科学政策や科学コミュニケーション等の情報をクリップしていきます。

文科省に意見を送る

 3月31日締め切りで、文科省が科学技術政策に対して意見を募集していたので、締め切り間際に急いで書いて送った。以下。

意見項目6

その他、科学技術・学術審議会基本計画特別委員会がとりまとめた提言(我が国の中長期を展望した科学技術の総合戦略に向けて−ポスト第3期科学技術基本計画における重要政策−中間報告)や科学技術政策に関することなど、ご意見・ご感想がありましたらお寄せください。

 昨年12月に公表された「我が国の中長期を展望した科学技術の総合戦略に向けて(中間報告)」では、「社会・国民と科学技術イノベーションとの連携強化」が重要項目として取り上げられており、政策の企画立案・推進への国民参画の促進が推進項目として取り上げられています。この中で、「NPO法人等による地域社会での科学技術活動や、社会的課題に関する調査・分析に係る取組等を支援する」と明記されています。

 また、「科学技術コミュニケーション活動の推進」も項目として取り上げられ、ここでも「国は、科学技術に親しみ、普及するための様々な活動を行うNPO法人や大学等、公的研究機関、さらには博物館・科学館等における科学技術コミュニケーションに係るボランティア活動を支援する」と述べられています

 私は、科学技術の振興を活動分野にするNPO法人に所属しており、このようにNPO法人に関して国が期待を持っていることを高く評価したいと思います。このような社会、国からの期待に応えるべく、より一層活動に励みたいと思います。

 国にお願したいのは、このような自発的なNPO法人等の活動を促し、背中を押すような政策の実施です。

 NPOにとって重要なのは、活動を担う人です。科学技術の研究現場を知っている人材には、ぜひNPOで活躍してもらいたいと思っています。しかし、NPO活動に参加する人は多くありません。

 そこで考えるのが、博士号を取得した人たちです。ポスドク問題に象徴されるように、就職難に苦しむ博士号取得者が数多くいます。もし彼らにNPO法人等で活躍してもらえたら、科学技術コミュニケーションや政策立案への国民参加にとって非常に大きな力になるのではないかと思います。

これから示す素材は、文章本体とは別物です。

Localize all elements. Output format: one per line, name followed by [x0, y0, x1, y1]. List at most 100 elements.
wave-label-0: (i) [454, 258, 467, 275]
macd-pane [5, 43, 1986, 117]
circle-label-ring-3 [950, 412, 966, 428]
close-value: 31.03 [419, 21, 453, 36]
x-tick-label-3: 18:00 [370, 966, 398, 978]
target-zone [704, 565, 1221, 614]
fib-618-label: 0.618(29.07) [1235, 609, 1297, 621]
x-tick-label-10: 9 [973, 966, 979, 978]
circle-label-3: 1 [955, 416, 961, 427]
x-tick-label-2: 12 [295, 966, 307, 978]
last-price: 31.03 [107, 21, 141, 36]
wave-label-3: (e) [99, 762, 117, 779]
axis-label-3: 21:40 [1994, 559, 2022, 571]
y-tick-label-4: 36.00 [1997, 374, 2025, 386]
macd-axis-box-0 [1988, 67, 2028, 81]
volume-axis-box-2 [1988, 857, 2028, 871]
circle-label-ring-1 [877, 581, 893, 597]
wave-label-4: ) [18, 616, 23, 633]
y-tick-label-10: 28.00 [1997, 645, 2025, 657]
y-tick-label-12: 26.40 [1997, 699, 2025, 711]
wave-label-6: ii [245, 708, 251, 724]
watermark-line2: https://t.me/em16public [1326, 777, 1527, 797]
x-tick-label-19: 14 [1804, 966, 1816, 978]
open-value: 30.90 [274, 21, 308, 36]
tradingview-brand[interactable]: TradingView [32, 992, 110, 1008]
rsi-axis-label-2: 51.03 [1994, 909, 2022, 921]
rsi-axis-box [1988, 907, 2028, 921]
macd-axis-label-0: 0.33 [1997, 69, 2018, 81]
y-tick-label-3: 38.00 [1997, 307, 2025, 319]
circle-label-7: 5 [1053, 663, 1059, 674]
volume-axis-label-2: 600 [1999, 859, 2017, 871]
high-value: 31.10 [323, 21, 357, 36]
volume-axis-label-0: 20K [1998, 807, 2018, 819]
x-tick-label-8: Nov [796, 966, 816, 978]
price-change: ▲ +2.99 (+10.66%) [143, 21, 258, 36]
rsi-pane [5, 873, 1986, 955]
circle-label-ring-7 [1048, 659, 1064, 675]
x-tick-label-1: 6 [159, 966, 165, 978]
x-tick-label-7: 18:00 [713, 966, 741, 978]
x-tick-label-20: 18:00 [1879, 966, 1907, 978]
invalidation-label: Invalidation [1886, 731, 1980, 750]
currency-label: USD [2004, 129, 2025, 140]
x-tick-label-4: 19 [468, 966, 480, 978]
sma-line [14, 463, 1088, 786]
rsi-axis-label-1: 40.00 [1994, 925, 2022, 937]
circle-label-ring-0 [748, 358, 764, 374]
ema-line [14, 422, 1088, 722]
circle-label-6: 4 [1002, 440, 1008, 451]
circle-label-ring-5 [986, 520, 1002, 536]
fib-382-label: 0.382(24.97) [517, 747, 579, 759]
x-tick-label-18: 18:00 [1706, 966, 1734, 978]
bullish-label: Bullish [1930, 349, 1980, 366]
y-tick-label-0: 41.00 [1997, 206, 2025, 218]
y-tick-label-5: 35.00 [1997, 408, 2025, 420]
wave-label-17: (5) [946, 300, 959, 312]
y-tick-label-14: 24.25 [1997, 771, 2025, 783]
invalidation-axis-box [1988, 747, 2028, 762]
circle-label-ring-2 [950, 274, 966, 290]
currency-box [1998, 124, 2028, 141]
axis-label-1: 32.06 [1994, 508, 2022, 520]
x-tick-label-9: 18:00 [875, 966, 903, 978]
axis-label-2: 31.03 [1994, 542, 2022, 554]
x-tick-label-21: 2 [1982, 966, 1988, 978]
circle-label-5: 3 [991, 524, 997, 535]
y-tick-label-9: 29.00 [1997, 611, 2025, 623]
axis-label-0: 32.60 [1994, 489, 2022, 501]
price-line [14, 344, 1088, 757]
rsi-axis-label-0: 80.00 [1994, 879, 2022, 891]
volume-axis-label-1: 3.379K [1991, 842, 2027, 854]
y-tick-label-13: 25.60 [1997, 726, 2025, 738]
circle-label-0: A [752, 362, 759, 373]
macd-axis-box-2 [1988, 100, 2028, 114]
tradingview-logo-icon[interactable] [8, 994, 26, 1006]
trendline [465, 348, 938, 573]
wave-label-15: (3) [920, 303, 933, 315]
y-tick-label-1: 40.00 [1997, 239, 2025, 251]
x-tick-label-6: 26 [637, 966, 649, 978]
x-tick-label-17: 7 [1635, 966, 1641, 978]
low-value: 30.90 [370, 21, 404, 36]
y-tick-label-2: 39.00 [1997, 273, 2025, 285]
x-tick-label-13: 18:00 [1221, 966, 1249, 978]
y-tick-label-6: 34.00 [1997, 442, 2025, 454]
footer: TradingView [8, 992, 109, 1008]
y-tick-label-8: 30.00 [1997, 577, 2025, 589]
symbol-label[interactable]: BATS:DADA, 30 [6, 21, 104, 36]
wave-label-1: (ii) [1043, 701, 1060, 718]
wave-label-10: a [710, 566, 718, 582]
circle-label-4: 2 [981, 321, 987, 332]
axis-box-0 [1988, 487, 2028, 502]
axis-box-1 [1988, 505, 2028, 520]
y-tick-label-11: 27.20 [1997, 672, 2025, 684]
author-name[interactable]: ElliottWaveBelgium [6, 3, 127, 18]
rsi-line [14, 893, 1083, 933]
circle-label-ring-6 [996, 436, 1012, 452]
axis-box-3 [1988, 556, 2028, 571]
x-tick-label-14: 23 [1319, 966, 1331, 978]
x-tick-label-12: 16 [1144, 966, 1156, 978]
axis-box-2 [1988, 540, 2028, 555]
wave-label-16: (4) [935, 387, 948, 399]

 そのために、博士号取得者がNPOで活躍するインセンティブを与えることを提案いたします。たとえば、博士号取得者に「科学大使」という称号を与え、全国の科学館、大学、図書館等の利用優先権を与えるといったことです。

 たとえ副業や余暇を利用する活動であっても、NPOでの活動をしやすい環境があれば、残念ながら科学とはかけ離れた職業に就かざるを得なかったとしても、科学とつながっていることができます。

 博士号取得者がアカデミックポストに固執する傾向があるといわれるのも、研究をやめてしまうことイコール科学を捨てることになるからではないかと思っています。スポーツや芸術では、いろいろな段階のアマチュアがおり、たとえ第一線から引退したとしても、いろいろな形で、もとの職業とつながることができます。科学でも、NPOのような形で科学とつながることができれば、科学と社会を行き来する人が増えるのではないでしょうか。

 また、現役の研究者として科学技術コミュニケーション等の活動に関わってもよいと思いますが、現役研究者の多くが、たとえ関心があっても、専従規定がありNPOに関われないといわれることも多いです。その点も改善をお願いしたいと思います。

 もちろん、このような活動をするのは博士号取得者に限る必要はなく、どんな人であっても、意思があれば科学技術に関するNPO活動を行えるような環境が重要です。そのためには、科学技術に関する情報を容易に入手できる環境の整備や、活動場所の提供が重要です。

 情報に関しては、中間報告でも述べられていたように、機関リポジトリやオープンアクセス等の推進が必要です。普通の市民でも、地域や自らの抱える問題解決のために科学技術の知見が必要になることがあるでしょう。このようなときに、学術論文や専門書を容易に手に入れることができれば、市民にとって大きな力になります。

 場所に関しては、地域の大学、図書館、科学館などが候補に挙げられます。図書館は市民にとって知的な活動の拠点として重要な役割を果たし得ると思います。

 さらに言えば、市民自らが実験を含めた研究を行えるような場があれば、市民の科学技術活動に大きな広がりが出ると思います。たとえば週末貸し研究室のようなものがあれば、関心を持った市民が研究を行うといったことが考えられます。市民と大学の研究者との共同研究といった形態もあり得ます。研究は今までは大学や研究機関でなければできないというイメージがありましたが、もし市民として研究を行うことができれば、大学や研究機関に固執する必要もなくなります。大学や研究機関と社会との人材の行き来も増え、これらの関係を見直す機会にもなるのではないかと思います。

 上記のような政策により、科学技術に関わる多彩なNPO法人等が出てくれば、「科学技術への興味関心が高く、理数好きな子どもの裾野の拡大」「研究成果等の発信・流通促進」にも寄与しますし、国際的な活動を行う団体が出現すれば、科学技術外交にも寄与する可能性があります。国や研究機関がとらえきれない科学技術のニーズを発掘する役割を果たすことになり、我が国の科学技術の多様性を高めることになるでしょう。

上記の点、何卒ご考慮いただけますよう、宜しくお願いいたします。